The song debuted on the Christian Airplay chart dated October 17, 2020, at No. 43. "Battle Belongs" reached number one on the Christian Airplay chart dated April 10, 2021, becoming Wickham's second chart-topping entry following since "This Is Amazing Grace" in 2014.

==Music videos==
The official music video for the "Battle Belongs" was availed by Phil Wickham on September 4, 2020, to YouTube. The lyric video of the song was published on Phil Wickham's YouTube channel on September 11, 2020. On September 21, 2020, Phil Wickham released the acoustic performance video of the song on YouTube.

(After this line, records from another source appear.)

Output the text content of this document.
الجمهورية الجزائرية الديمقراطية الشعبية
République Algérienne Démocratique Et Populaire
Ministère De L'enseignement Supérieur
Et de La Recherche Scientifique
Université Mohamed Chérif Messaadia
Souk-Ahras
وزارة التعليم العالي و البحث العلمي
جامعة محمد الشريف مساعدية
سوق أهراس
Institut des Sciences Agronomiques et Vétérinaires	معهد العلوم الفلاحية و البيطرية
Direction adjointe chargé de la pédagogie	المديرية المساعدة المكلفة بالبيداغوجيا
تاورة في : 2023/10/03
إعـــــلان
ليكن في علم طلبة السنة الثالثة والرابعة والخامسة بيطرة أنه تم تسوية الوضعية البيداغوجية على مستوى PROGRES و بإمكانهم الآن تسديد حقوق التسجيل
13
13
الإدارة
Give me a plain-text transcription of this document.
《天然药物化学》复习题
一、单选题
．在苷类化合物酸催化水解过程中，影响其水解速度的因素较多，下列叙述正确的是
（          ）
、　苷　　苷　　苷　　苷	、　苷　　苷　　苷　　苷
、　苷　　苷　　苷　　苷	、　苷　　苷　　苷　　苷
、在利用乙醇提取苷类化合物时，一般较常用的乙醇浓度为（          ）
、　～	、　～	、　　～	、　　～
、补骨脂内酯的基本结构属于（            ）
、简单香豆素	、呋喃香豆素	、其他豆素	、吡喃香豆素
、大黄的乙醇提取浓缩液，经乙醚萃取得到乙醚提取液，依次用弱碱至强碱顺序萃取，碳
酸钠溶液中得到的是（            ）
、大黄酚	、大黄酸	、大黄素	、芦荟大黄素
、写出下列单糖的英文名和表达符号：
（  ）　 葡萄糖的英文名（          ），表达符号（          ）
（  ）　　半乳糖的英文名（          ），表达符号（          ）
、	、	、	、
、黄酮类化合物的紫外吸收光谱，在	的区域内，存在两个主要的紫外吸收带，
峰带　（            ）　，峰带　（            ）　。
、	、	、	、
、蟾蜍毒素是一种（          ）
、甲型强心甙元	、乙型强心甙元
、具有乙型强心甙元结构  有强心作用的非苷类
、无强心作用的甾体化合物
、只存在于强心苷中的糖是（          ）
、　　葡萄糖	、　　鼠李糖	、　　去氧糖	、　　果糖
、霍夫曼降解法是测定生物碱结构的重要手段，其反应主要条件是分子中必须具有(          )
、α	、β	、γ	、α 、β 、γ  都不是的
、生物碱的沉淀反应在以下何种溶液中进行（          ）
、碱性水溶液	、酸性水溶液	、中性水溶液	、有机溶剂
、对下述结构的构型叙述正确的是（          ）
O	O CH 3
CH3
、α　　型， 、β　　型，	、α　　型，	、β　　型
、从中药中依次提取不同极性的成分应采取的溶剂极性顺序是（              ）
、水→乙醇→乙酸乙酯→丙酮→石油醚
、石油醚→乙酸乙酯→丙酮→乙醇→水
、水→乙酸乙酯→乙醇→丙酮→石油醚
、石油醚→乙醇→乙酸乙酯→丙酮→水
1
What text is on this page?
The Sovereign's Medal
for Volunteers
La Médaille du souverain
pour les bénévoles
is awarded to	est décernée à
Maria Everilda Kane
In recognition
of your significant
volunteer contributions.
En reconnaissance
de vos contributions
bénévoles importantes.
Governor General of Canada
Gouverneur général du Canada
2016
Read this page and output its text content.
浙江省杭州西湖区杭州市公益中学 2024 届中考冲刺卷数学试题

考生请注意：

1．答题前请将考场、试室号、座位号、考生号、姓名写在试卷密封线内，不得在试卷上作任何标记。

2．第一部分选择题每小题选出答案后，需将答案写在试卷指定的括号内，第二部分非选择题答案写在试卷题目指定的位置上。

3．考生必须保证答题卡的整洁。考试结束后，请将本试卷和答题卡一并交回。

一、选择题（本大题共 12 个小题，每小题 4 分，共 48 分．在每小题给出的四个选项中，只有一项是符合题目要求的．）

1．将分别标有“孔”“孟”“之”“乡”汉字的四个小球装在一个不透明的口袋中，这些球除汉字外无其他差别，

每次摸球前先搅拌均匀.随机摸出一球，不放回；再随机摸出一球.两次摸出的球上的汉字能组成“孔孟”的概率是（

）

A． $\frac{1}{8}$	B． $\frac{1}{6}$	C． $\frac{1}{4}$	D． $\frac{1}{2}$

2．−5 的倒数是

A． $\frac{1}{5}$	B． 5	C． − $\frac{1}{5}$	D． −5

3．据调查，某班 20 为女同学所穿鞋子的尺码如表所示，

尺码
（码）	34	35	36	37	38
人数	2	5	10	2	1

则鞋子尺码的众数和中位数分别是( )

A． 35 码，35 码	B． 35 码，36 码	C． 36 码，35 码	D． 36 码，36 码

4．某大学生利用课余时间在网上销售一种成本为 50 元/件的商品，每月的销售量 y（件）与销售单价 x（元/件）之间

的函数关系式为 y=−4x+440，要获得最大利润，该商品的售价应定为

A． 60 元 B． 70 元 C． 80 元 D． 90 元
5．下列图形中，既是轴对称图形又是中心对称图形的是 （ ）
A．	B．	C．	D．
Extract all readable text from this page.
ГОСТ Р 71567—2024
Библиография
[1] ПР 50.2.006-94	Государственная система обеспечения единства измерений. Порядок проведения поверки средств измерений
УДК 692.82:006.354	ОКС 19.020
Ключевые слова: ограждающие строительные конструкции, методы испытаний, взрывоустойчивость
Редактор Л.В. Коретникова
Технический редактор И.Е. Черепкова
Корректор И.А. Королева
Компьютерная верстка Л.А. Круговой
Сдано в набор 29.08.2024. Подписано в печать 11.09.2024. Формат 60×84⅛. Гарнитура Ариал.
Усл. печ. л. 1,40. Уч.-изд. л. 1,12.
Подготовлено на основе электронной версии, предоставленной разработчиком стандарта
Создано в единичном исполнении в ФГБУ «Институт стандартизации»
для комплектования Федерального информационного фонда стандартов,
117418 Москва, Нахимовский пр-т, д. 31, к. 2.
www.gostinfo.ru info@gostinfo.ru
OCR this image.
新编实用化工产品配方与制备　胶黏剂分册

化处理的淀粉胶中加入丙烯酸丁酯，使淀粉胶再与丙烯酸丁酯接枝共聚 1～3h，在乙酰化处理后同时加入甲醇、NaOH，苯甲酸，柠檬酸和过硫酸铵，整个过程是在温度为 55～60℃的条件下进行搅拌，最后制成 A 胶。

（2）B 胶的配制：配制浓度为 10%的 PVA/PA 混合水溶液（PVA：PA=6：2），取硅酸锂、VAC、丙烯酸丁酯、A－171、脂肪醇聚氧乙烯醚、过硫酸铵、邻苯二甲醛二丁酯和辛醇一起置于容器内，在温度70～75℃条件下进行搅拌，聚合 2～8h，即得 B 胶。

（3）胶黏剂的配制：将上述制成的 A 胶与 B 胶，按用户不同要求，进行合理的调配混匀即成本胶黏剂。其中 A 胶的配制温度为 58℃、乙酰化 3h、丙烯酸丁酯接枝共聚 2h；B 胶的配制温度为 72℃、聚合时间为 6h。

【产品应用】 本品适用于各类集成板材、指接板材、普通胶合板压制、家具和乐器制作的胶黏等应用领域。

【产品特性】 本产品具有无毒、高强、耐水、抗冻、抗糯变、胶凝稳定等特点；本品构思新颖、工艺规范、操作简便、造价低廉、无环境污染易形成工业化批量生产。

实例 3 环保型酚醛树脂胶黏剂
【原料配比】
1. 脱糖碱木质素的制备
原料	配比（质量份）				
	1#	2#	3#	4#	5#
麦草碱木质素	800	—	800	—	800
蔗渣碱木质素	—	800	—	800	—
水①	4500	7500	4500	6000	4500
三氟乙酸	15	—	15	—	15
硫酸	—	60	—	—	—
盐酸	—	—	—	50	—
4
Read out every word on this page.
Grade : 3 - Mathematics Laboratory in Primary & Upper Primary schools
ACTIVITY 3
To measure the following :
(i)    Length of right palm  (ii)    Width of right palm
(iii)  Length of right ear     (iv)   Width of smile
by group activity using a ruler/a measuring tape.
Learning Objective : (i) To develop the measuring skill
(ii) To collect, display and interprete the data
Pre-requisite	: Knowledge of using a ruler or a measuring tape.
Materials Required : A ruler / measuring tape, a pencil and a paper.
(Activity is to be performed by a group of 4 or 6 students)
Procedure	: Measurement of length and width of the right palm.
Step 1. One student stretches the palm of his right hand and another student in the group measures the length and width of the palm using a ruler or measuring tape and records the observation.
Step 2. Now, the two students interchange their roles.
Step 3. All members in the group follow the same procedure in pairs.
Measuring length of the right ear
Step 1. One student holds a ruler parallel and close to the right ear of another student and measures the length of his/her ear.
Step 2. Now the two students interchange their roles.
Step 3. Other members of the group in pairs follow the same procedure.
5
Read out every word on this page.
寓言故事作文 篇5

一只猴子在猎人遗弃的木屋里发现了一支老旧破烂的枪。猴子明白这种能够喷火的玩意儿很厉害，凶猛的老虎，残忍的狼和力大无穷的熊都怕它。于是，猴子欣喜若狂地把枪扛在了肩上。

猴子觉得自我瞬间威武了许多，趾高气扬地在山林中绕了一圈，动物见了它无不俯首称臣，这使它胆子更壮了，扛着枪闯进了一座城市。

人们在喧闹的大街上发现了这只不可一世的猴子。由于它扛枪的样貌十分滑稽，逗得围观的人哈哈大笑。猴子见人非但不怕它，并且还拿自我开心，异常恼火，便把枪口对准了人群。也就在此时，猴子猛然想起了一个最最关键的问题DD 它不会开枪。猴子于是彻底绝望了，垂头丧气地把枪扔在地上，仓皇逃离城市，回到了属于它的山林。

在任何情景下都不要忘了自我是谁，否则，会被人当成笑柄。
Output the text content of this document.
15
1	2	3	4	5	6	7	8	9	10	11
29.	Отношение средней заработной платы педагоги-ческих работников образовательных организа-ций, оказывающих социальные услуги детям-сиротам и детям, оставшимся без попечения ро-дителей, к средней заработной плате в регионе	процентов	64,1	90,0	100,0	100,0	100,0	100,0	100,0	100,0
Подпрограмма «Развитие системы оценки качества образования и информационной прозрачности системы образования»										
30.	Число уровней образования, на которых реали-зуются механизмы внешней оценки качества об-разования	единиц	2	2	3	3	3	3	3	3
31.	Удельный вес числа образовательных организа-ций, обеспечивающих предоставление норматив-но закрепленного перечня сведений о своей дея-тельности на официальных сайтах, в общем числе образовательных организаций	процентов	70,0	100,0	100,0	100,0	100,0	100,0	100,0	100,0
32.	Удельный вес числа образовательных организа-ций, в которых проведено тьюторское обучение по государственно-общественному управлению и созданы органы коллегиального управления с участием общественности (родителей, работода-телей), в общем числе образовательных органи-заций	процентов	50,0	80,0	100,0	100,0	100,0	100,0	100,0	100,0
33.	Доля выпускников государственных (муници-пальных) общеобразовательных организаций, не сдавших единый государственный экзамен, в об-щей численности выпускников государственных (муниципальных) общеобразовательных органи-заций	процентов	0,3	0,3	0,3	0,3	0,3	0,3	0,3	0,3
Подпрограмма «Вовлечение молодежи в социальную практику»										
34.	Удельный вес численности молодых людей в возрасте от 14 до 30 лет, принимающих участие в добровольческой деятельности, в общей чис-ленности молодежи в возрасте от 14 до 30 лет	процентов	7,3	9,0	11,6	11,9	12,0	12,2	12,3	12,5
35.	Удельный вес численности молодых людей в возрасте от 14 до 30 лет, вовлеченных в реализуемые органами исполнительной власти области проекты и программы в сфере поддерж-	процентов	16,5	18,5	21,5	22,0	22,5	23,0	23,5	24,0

On December 21, 2020, Phil Wickham released the live performance video of "Battle Belongs" which was filmed at Harris Creek Baptist Church in Waco, Texas, during the 2020 Christmas Tour, which shows Wickham singing alongside Shane & Shane.

==Track listing==

"Battle Belongs"
| No. | Title | Writer(s) | Length |
|---|---|---|---|
| 1. | "Battle Belongs" | Phil Wickham; Brian Johnson; | 4:47 |

Audio/Video bundle – Apple Music exclusive
| No. | Title | Length |
|---|---|---|
| 2. | "Battle Belongs" (music video) | 4:45 |
| 3. | "Battle Belongs" (lyric video) | 4:48 |
| Total length: |  | 14:20 |

==Charts==

===Weekly charts===

Chart performance for "Battle Belongs"
| Chart (2020–2021) | Peak position |
|---|---|
| US Bubbling Under Hot 100 (Billboard) | 13 |
| US Hot Christian Songs (Billboard) | 2 |
| US Christian Airplay (Billboard) | 1 |
| US Christian AC (Billboard) | 1 |

===Year-end charts===

Year-end chart performance for "Battle Belongs"
| Chart (2021) | Position |
|---|---|
| US Christian Songs (Billboard) | 4 |
| US Christian Airplay (Billboard) | 7 |
| US Christian AC (Billboard) | 3 |

==Certifications==

| Region | Certification | Certified units/sales |
| United States (RIAA) | Platinum | 1,000,000^{‡} |
^{‡} Sales+streaming figures based on certification alone.

==Release history==

Release history and formats for "Battle Belongs"
| Region | Date | Version | Format | Label | Ref. |
| Various | September 4, 2020 | Single | Digital download; streaming; | Fair Trade Services |  |
| Audio/Video Bundle (Apple Music exclusive) |  |
| United States | October 16, 2020 | Single | Christian radio |  |

==Other versions==
- Bethel Music released a duet cover of the song, led by Brian Johnson and Jenn Johnson, on their collective album, Peace, Vol. II (2021).